Souveraineté alimentaire : un concept anticapitaliste récupéré par le gouvernement

© Taylor Siebert

Après les manifestations des agriculteurs en début d’année, le Parlement étudie actuellement le projet de loi d’orientation agricole concocté par le gouvernement, qui doit sanctuariser la « souveraineté alimentaire de la Nation ». Si cette notion fait en apparence consensus, sa signification politique est disputée. Ainsi, le gouvernement veut s’appuyer sur cet objectif pour encourager encore davantage l’agriculture intensive et exportatrice, notamment en rognant les protections environnementales. Une vision à l’opposé du concept initial, élaboré par des mouvements paysans opposés à la mondialisation, pour qui la sécurité alimentaire d’une nation passe au contraire par la sortie de l’agriculture du cadre marchand. Décryptage.

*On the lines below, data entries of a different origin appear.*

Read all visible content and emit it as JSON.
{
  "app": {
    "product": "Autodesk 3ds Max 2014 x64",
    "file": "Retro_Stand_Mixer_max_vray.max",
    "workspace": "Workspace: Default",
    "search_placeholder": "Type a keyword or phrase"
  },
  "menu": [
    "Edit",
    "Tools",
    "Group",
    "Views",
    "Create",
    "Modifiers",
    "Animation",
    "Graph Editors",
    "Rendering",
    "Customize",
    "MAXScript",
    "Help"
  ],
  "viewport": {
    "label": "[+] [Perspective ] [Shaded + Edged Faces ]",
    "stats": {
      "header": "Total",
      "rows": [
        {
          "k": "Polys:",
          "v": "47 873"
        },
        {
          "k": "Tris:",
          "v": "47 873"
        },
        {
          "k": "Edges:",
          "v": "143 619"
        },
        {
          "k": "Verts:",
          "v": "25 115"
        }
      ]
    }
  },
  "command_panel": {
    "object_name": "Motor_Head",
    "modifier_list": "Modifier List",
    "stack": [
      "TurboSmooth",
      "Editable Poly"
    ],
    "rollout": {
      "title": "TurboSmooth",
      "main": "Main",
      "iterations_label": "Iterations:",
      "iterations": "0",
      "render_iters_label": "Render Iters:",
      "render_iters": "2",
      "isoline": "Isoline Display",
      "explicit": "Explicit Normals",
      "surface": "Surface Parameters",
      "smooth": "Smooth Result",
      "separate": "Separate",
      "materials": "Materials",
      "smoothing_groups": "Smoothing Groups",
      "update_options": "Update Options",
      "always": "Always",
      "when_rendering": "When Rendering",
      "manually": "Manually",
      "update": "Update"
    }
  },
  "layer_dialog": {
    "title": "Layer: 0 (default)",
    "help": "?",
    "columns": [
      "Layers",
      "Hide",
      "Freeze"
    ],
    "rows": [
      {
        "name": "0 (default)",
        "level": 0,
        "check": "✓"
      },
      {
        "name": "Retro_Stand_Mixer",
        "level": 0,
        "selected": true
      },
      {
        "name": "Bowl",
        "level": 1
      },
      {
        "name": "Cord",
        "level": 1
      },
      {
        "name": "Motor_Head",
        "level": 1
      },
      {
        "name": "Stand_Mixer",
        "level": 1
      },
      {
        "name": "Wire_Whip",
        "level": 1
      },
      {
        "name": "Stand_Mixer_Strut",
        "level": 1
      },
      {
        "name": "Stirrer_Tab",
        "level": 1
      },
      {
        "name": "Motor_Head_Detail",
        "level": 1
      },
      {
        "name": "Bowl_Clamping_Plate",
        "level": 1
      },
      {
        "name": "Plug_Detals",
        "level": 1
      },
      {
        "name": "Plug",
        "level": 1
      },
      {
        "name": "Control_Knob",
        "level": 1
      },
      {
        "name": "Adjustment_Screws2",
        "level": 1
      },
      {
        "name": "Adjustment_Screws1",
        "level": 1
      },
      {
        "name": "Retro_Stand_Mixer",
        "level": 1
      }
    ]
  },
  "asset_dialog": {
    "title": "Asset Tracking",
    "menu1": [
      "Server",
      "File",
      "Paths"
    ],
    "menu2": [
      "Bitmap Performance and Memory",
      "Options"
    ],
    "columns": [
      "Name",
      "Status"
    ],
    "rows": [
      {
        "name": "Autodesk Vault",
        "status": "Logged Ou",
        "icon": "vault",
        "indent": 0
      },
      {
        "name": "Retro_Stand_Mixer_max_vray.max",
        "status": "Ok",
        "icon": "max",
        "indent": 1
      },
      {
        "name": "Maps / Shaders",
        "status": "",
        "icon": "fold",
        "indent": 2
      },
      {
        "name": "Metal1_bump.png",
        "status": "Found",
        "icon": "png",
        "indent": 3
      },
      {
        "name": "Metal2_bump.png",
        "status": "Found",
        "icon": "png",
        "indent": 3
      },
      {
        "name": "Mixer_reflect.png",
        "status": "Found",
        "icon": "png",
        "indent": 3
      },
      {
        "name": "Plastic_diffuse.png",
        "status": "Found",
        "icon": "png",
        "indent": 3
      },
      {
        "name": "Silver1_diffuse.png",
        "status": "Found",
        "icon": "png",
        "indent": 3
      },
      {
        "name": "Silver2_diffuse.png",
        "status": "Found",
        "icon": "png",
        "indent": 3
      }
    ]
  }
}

La question de la souveraineté agricole est historiquement au cœur des crises du secteur. Pourtant, le concept en tant que tel n’est apparu qu’au XXème siècle. Intrinsèquement liée à la notion de sécurité alimentaire, elle porte à la fois sur la couverture des besoins d’une population, la préservation des ressources nationales et le droit des peuples à définir leurs propres systèmes alimentaires et agricoles. Historiquement, c’est surtout le premier enjeu qui a primé, étant donné que les famines et les émeutes de la faim étaient fréquentes. Si cette perspective est désormais écartée dans un pays comme la France grâce à l’essor des rendements – bien que 16 % des Français déclarent ne pas manger à leur faim – elle reste fondamentale dans de nombreux pays incapables de nourrir seuls leur population galopante comme l’Egypte.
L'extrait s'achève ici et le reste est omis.